Optimization is a proven technique for your digital marketing toolbox and should be one of your primary tools.
Optimization changes this paradigm. Instead of always gambling on a better future, it makes systematic changes that pay off now and in the future. It is also a cost-effective way to create dramatic results on your company’s digital properties.
The ease of implementing a culture of optimization depends largely upon how risk averse your company is. Companies that operate like large battleships don’t turn so easily, so your process for reorienting the culture will be slower and more deliberate. Companies that are more willing to take risks are already ripe for optimization (if it hasn’t been fully adopted already). Regardless here are three things to embrace in your optimization adoption process:
Adopting a culture of optimization
Try and fail
This concept is a holdover from the internet startup culture. It requires taking risks, failing, learning from those failures, and moving on quickly. While this is often scoffed at as thoughtless risk-taking, it is actually thoughtful experimentation.
If every endeavor was approached without an inherent risk of failure, nothing would ever improve or move forward. Unfortunately, this is how many businesses operate. Ford and GMC nearly drove themselves into oblivion by producing the same cars and trucks even when the market had clearly moved on toward more innovative companies willing to take engineering and design risks. It wasn’t until they adopted a willingness to try and fail that they were able to recover and be relevant to consumers again.
Creating a culture of optimization isn’t about wild disregard for market forces or reality. There needs to be a purpose and strategy behind each decision and experiment. Blindly experimenting may result in massive success, but so can purchasing a lottery ticket.
The more purpose-driven approach to optimization provides direction and focus for experimentation. Trying and failing (or succeeding) follows a prescribed course and produces results that can be repeated across all marketing channels. While it still requires taking risks, the rewards for taking those risks can be reaped multiple times over as winning ideas are spread across the company, innovating processes and marketing messages and tactics.
Always move forward
Optimization is about progress and moving forward. Often a website launch or an email campaign is a best first guess on what will work. The pattern in the past has been to launch a new digital program, watch it succeed or fail, then redesign and relaunch the digital program again. While this moves the program forward, it doesn’t take an active role in optimizing the existing program. Rather it postpones any improvement for a massive gamble on the next redesign.
The alternative path is to continually move forward with purpose. Purposefully experiment on the existing digital program to discover what works and what doesn’t. Rather than waiting for the next redesign, you take an active role in continuously improving existing digital programs. This is cost effective and an efficient use of your time that can produce a return often multiple times the investment.
Always moving forward requires you to admit that you don’t exactly know what will work and for your company to accept the unknown as an opportunity rather than a hindrance.
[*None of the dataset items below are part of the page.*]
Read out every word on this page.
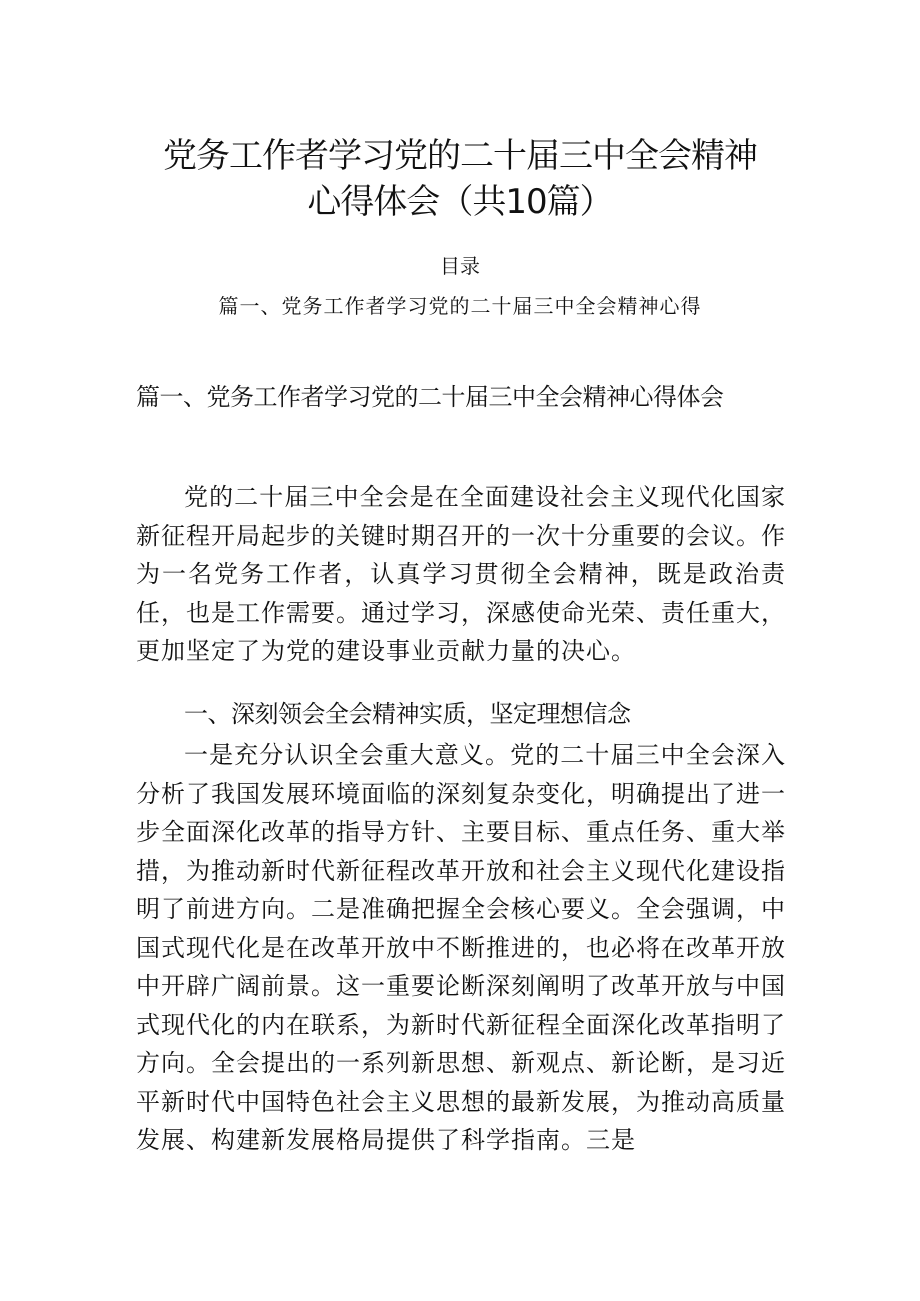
党务工作者学习党的二十届三中全会精神
心得体会（共10篇）
目录
篇一、党务工作者学习党的二十届三中全会精神心得
篇一、党务工作者学习党的二十届三中全会精神心得体会

党的二十届三中全会是在全面建设社会主义现代化国家新征程开局起步的关键时期召开的一次十分重要的会议。作为一名党务工作者，认真学习贯彻全会精神，既是政治责任，也是工作需要。通过学习，深感使命光荣、责任重大，更加坚定了为党的建设事业贡献力量的决心。

一、深刻领会全会精神实质，坚定理想信念

一是充分认识全会重大意义。党的二十届三中全会深入分析了我国发展环境面临的深刻复杂变化，明确提出了进一步全面深化改革的指导方针、主要目标、重点任务、重大举措，为推动新时代新征程改革开放和社会主义现代化建设指明了前进方向。二是准确把握全会核心要义。全会强调，中国式现代化是在改革开放中不断推进的，也必将在改革开放中开辟广阔前景。这一重要论断深刻阐明了改革开放与中国式现代化的内在联系，为新时代新征程全面深化改革指明了方向。全会提出的一系列新思想、新观点、新论断，是习近平新时代中国特色社会主义思想的最新发展，为推动高质量发展、构建新发展格局提供了科学指南。三是
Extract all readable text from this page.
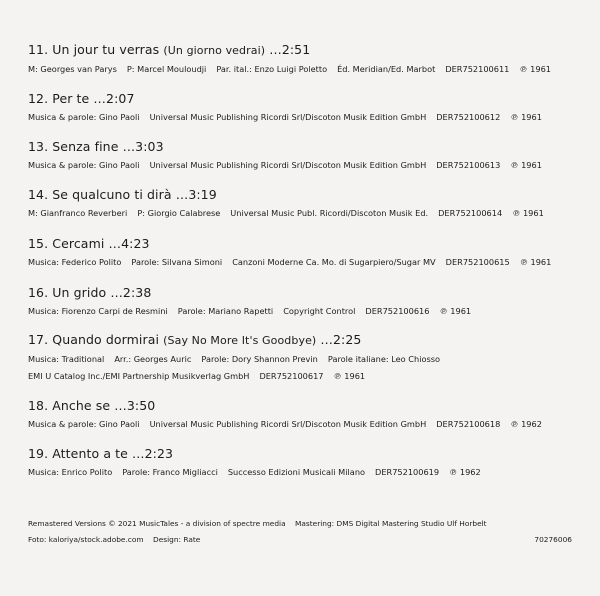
11. Un jour tu verras (Un giorno vedrai) …2:51
M: Georges van Parys P: Marcel Mouloudji Par. ital.: Enzo Luigi Poletto Éd. Meridian/Ed. Marbot DER752100611 ℗ 1961
12. Per te …2:07
Musica & parole: Gino Paoli Universal Music Publishing Ricordi Srl/Discoton Musik Edition GmbH DER752100612 ℗ 1961
13. Senza fine …3:03
Musica & parole: Gino Paoli Universal Music Publishing Ricordi Srl/Discoton Musik Edition GmbH DER752100613 ℗ 1961
14. Se qualcuno ti dirà …3:19
M: Gianfranco Reverberi P: Giorgio Calabrese Universal Music Publ. Ricordi/Discoton Musik Ed. DER752100614 ℗ 1961
15. Cercami …4:23
Musica: Federico Polito Parole: Silvana Simoni Canzoni Moderne Ca. Mo. di Sugarpiero/Sugar MV DER752100615 ℗ 1961
16. Un grido …2:38
Musica: Fiorenzo Carpi de Resmini Parole: Mariano Rapetti Copyright Control DER752100616 ℗ 1961
17. Quando dormirai (Say No More It's Goodbye) …2:25
Musica: Traditional Arr.: Georges Auric Parole: Dory Shannon Previn Parole italiane: Leo Chiosso
EMI U Catalog Inc./EMI Partnership Musikverlag GmbH DER752100617 ℗ 1961
18. Anche se …3:50
Musica & parole: Gino Paoli Universal Music Publishing Ricordi Srl/Discoton Musik Edition GmbH DER752100618 ℗ 1962
19. Attento a te …2:23
Musica: Enrico Polito Parole: Franco Migliacci Successo Edizioni Musicali Milano DER752100619 ℗ 1962
Remastered Versions © 2021 MusicTales - a division of spectre media Mastering: DMS Digital Mastering Studio Ulf Horbelt
Foto: kaloriya/stock.adobe.com Design: Rate	70276006
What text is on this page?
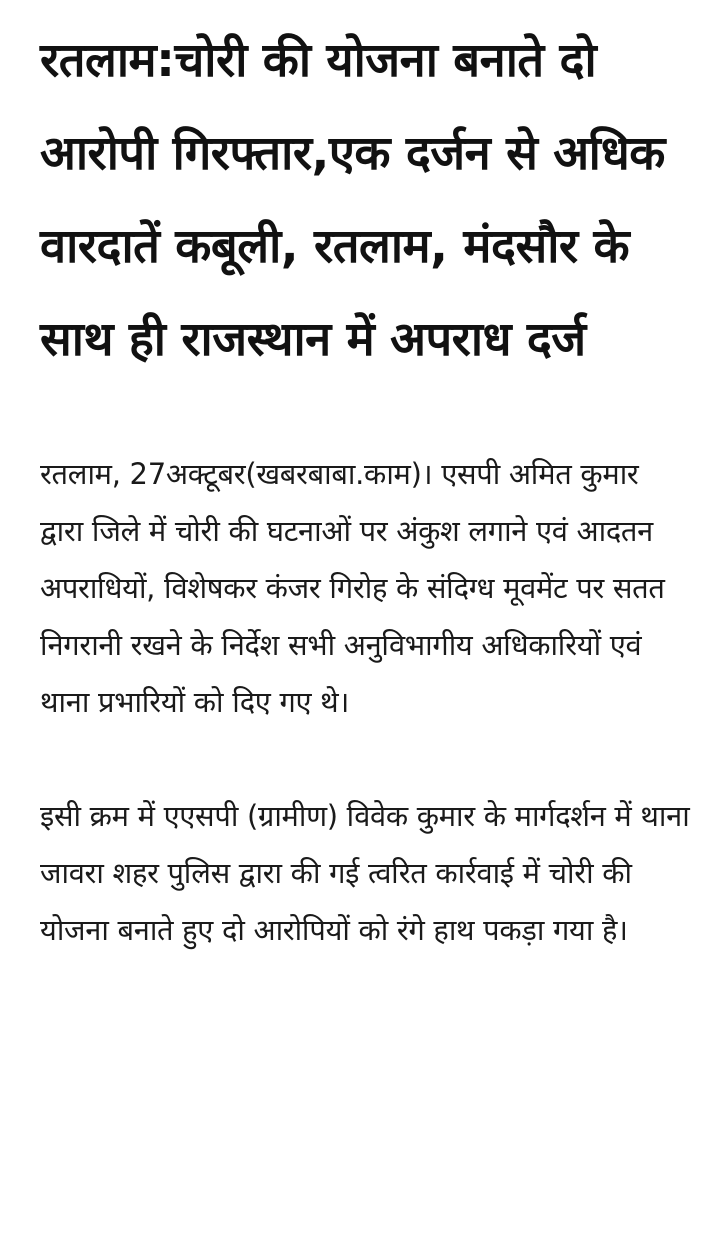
रतलाम:चोरी की योजना बनाते दो आरोपी गिरफ्तार,एक दर्जन से अधिक वारदातें कबूली, रतलाम, मंदसौर के साथ ही राजस्थान में अपराध दर्ज

रतलाम, 27अक्टूबर(खबरबाबा.काम)। एसपी अमित कुमार द्वारा जिले में चोरी की घटनाओं पर अंकुश लगाने एवं आदतन अपराधियों, विशेषकर कंजर गिरोह के संदिग्ध मूवमेंट पर सतत निगरानी रखने के निर्देश सभी अनुविभागीय अधिकारियों एवं थाना प्रभारियों को दिए गए थे।

इसी क्रम में एएसपी (ग्रामीण) विवेक कुमार के मार्गदर्शन में थाना जावरा शहर पुलिस द्वारा की गई त्वरित कार्रवाई में चोरी की योजना बनाते हुए दो आरोपियों को रंगे हाथ पकड़ा गया है।
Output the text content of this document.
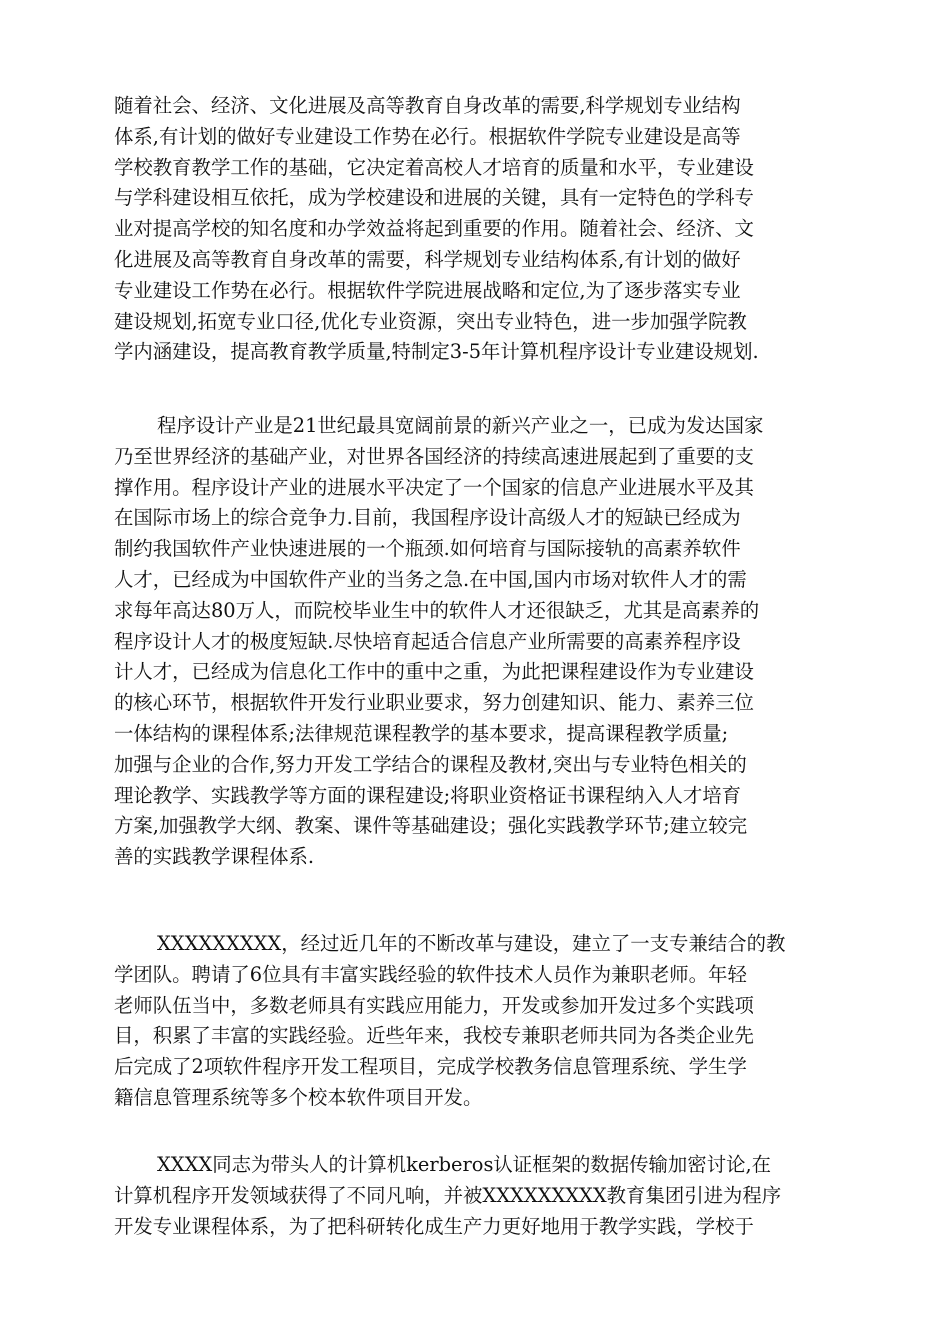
随着社会、经济、文化进展及高等教育自身改革的需要,科学规划专业结构
体系,有计划的做好专业建设工作势在必行。根据软件学院专业建设是高等
学校教育教学工作的基础，它决定着高校人才培育的质量和水平，专业建设
与学科建设相互依托，成为学校建设和进展的关键，具有一定特色的学科专
业对提高学校的知名度和办学效益将起到重要的作用。随着社会、经济、文
化进展及高等教育自身改革的需要，科学规划专业结构体系,有计划的做好
专业建设工作势在必行。根据软件学院进展战略和定位,为了逐步落实专业
建设规划,拓宽专业口径,优化专业资源，突出专业特色，进一步加强学院教
学内涵建设，提高教育教学质量,特制定3-5年计算机程序设计专业建设规划.
程序设计产业是21世纪最具宽阔前景的新兴产业之一，已成为发达国家
乃至世界经济的基础产业，对世界各国经济的持续高速进展起到了重要的支
撑作用。程序设计产业的进展水平决定了一个国家的信息产业进展水平及其
在国际市场上的综合竞争力.目前，我国程序设计高级人才的短缺已经成为
制约我国软件产业快速进展的一个瓶颈.如何培育与国际接轨的高素养软件
人才，已经成为中国软件产业的当务之急.在中国,国内市场对软件人才的需
求每年高达80万人，而院校毕业生中的软件人才还很缺乏，尤其是高素养的
程序设计人才的极度短缺.尽快培育起适合信息产业所需要的高素养程序设
计人才，已经成为信息化工作中的重中之重，为此把课程建设作为专业建设
的核心环节，根据软件开发行业职业要求，努力创建知识、能力、素养三位
一体结构的课程体系;法律规范课程教学的基本要求，提高课程教学质量;
加强与企业的合作,努力开发工学结合的课程及教材,突出与专业特色相关的
理论教学、实践教学等方面的课程建设;将职业资格证书课程纳入人才培育
方案,加强教学大纲、教案、课件等基础建设；强化实践教学环节;建立较完
善的实践教学课程体系.
XXXXXXXXX，经过近几年的不断改革与建设，建立了一支专兼结合的教
学团队。聘请了6位具有丰富实践经验的软件技术人员作为兼职老师。年轻
老师队伍当中，多数老师具有实践应用能力，开发或参加开发过多个实践项
目，积累了丰富的实践经验。近些年来，我校专兼职老师共同为各类企业先
后完成了2项软件程序开发工程项目，完成学校教务信息管理系统、学生学
籍信息管理系统等多个校本软件项目开发。
XXXX同志为带头人的计算机kerberos认证框架的数据传输加密讨论,在
计算机程序开发领域获得了不同凡响，并被XXXXXXXXX教育集团引进为程序
开发专业课程体系，为了把科研转化成生产力更好地用于教学实践，学校于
Once you and your company are freed from business as usual, adopting optimization becomes obvious.
Optimization changes the paradigm.
The movement will not wait
Whether your company is ready to adopt optimization today or not, the movement is already well underway. Companies are reaping the benefits of continually optimized and improved programs while companies who are waiting let their programs whither untested and underperforming. Companies from Netflix to Sony, Citrix to Hotwire are already using optimization to improve their digital properties without the expense of continually redesigning their entire programs. The question is, at what point will you join in?